Суслики, выскакивая из своих норок, становились на задние лапки, с любопытством вытягивали мордочки, поводили сторожко ушами и свистели, поглядывая на возы с провиантом, что длинной лентой растянулись по кубанской степи. Высоко в небе парил коршун, наблюдая за движением обоза.
Конвоировал обоз казачий полк войскового старшины Хорошилова. Сопровождал обоз и секунд-майор Позднеев с двумя взводами Бутырского гренадерского полка.
Впереди и по бокам обоза, на расстоянии нескольких верст, были выдвинуты конные дозоры. В одном из них были Павел Денисов, его неразлучный друг Сергей Костин и еще пять казаков.
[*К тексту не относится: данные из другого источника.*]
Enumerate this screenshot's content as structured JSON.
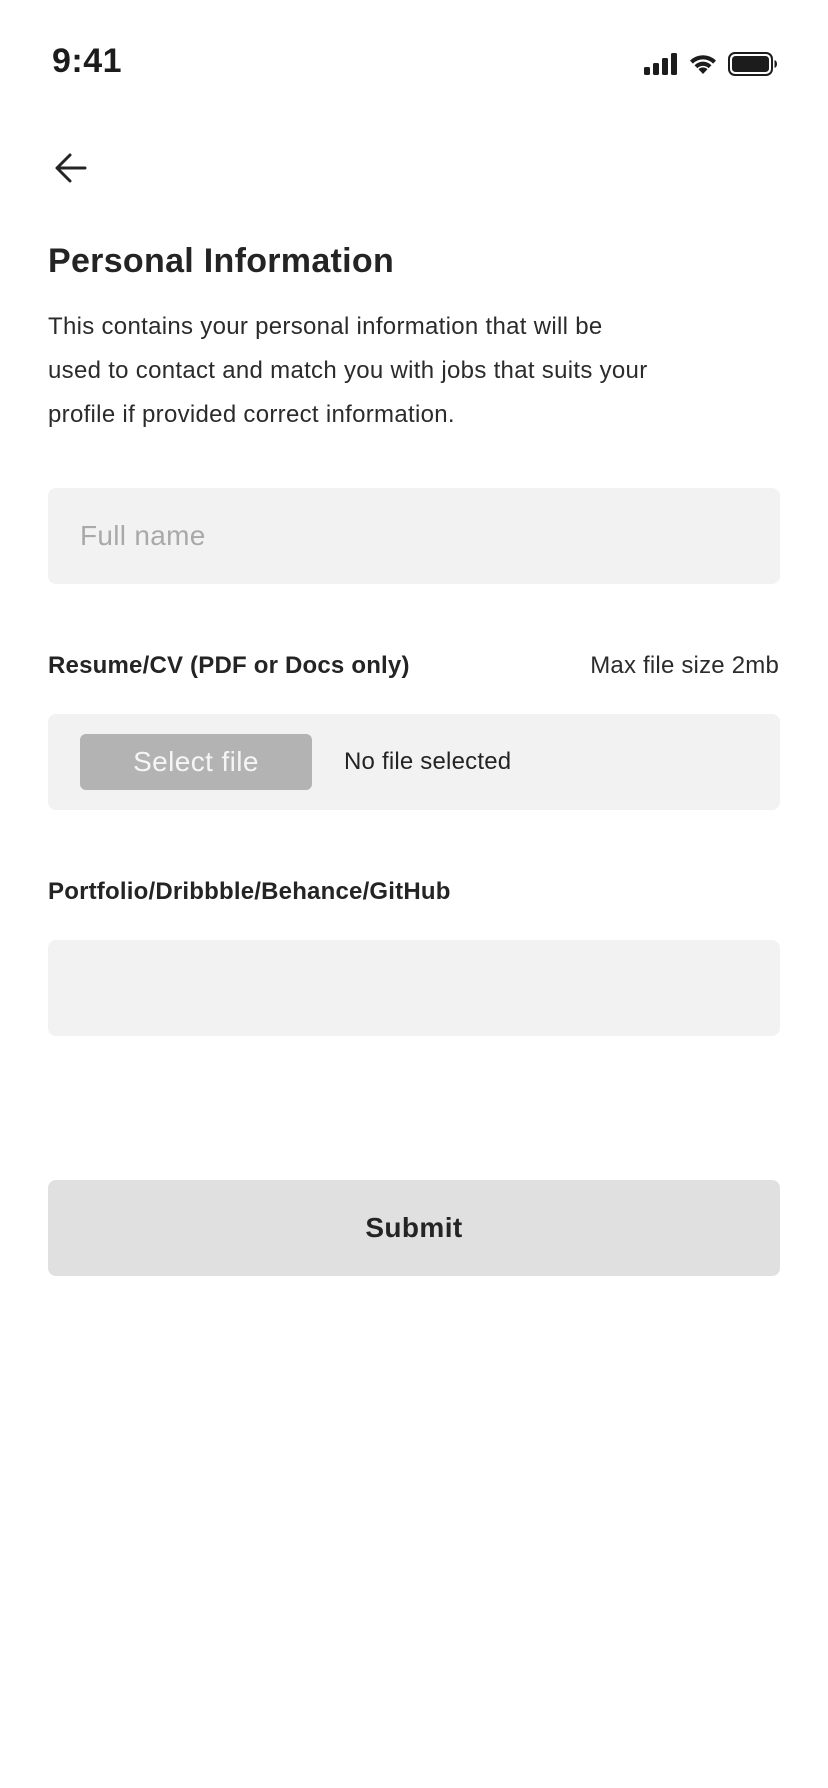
{
  "status_bar": {
    "time": "9:41",
    "icons": [
      "cellular-signal-icon",
      "wifi-icon",
      "battery-icon"
    ]
  },
  "nav": {
    "back_icon": "arrow-left-icon"
  },
  "header": {
    "title": "Personal Information",
    "description": "This contains your personal information that will be used to contact and match you with jobs that suits your profile if provided correct information."
  },
  "form": {
    "full_name": {
      "placeholder": "Full name",
      "value": ""
    },
    "resume": {
      "label": "Resume/CV (PDF or Docs only)",
      "size_note": "Max file size 2mb",
      "button_label": "Select file",
      "file_status": "No file selected"
    },
    "portfolio": {
      "label": "Portfolio/Dribbble/Behance/GitHub",
      "value": ""
    },
    "submit_label": "Submit"
  },
  "colors": {
    "text_primary": "#242424",
    "input_background": "#f2f2f2",
    "placeholder": "#a9a9a9",
    "file_button": "#b3b3b3",
    "submit_background": "#e0e0e0"
  }
}
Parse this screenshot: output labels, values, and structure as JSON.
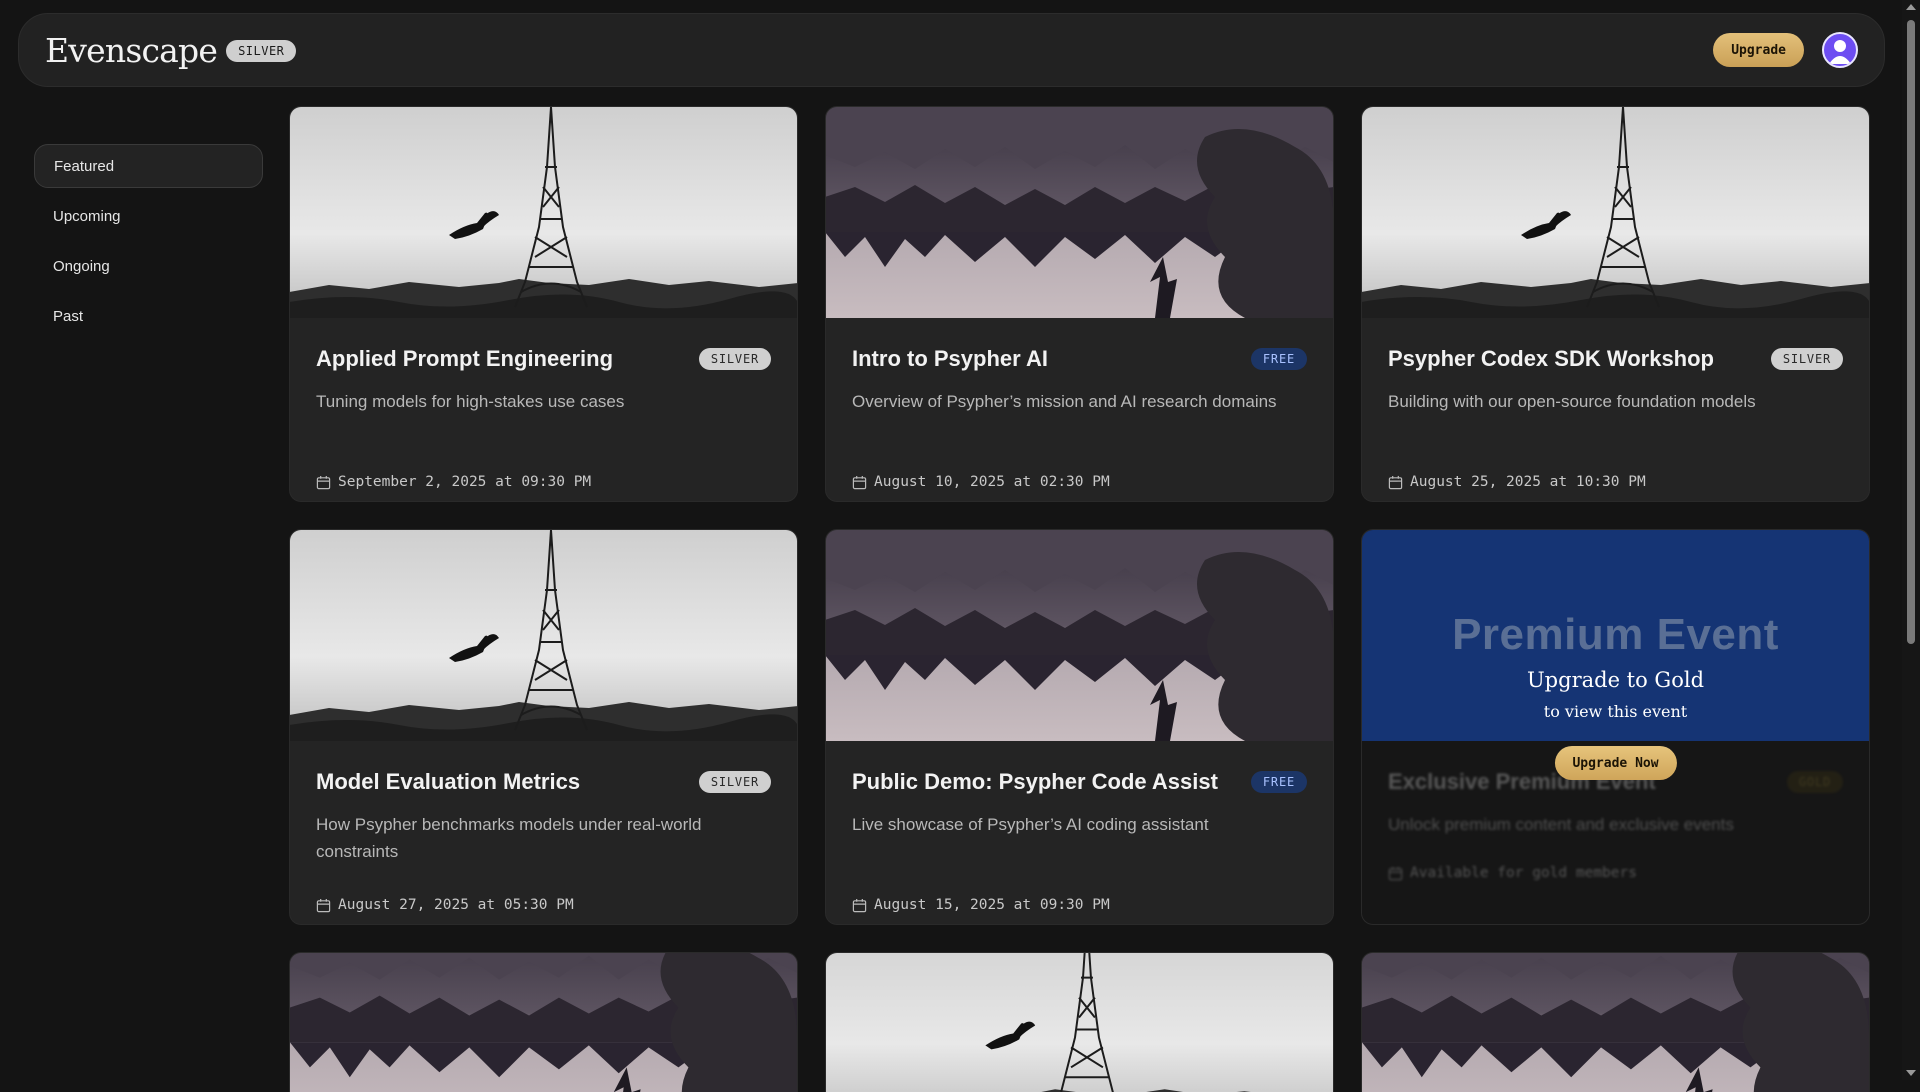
{
  "header": {
    "logo": "Evenscape",
    "tier_badge": "SILVER",
    "upgrade_label": "Upgrade",
    "avatar_icon": "user-avatar-icon"
  },
  "sidebar": {
    "items": [
      {
        "label": "Featured",
        "active": true
      },
      {
        "label": "Upcoming",
        "active": false
      },
      {
        "label": "Ongoing",
        "active": false
      },
      {
        "label": "Past",
        "active": false
      }
    ]
  },
  "events": [
    {
      "title": "Applied Prompt Engineering",
      "badge": "SILVER",
      "description": "Tuning models for high-stakes use cases",
      "date": "September 2, 2025 at 09:30 PM",
      "image": "eiffel-tower"
    },
    {
      "title": "Intro to Psypher AI",
      "badge": "FREE",
      "description": "Overview of Psypher’s mission and AI research domains",
      "date": "August 10, 2025 at 02:30 PM",
      "image": "forest-lake"
    },
    {
      "title": "Psypher Codex SDK Workshop",
      "badge": "SILVER",
      "description": "Building with our open-source foundation models",
      "date": "August 25, 2025 at 10:30 PM",
      "image": "eiffel-tower"
    },
    {
      "title": "Model Evaluation Metrics",
      "badge": "SILVER",
      "description": "How Psypher benchmarks models under real-world constraints",
      "date": "August 27, 2025 at 05:30 PM",
      "image": "eiffel-tower"
    },
    {
      "title": "Public Demo: Psypher Code Assist",
      "badge": "FREE",
      "description": "Live showcase of Psypher’s AI coding assistant",
      "date": "August 15, 2025 at 09:30 PM",
      "image": "forest-lake"
    }
  ],
  "premium_card": {
    "heading": "Premium Event",
    "subheading": "Upgrade to Gold",
    "subtext": "to view this event",
    "button_label": "Upgrade Now",
    "title": "Exclusive Premium Event",
    "badge": "GOLD",
    "description": "Unlock premium content and exclusive events",
    "date_text": "Available for gold members"
  },
  "partial_row_images": [
    "forest-lake",
    "eiffel-tower",
    "forest-lake"
  ],
  "colors": {
    "background": "#141414",
    "card": "#242424",
    "gold_accent": "#d9b56a",
    "free_badge": "#1c3566",
    "premium_blue": "#153474"
  }
}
Они спешились и взобрались на высокий курган недалеко от берега Еи. В голубоватой дымке увидели, что на эту сторону реки начали переправляться большие силы ногаев — тысяч десять, не меньше. «Ох, как много! Беда грозит!..»
Сбежав с кургана, они вскочили на коней и помчались к обозу.
Смутились станичники — почти сплошь молодые, еще не бывавшие в боях, — когда узнали о приближении сил противника, раз в двадцать превышавших своей численностью обозный конвой. Растерялся и сам Хорошилов, впервые командовавший полком.
— Что будем делать? — спросил он взволнованно Позднеева. — Я так смекаю: бросить к чертовой бабушке обоз, отступить спешно к Ейскому укреплению. Там заручимся помощью полковника Бухвостова с его гусарским полком и конной артиллерией. А тогда нагоним нехристей и отобьем обоз.
— Не дело говорите, Иван Кондратьевич, — холодно возразил Позднеев. — Как так обоз оставить? А вдруг не отобьем? Да и непригоже нам поворачивать спину к врагу и удирать во все лопатки. Разве к лицу это российскому воинству?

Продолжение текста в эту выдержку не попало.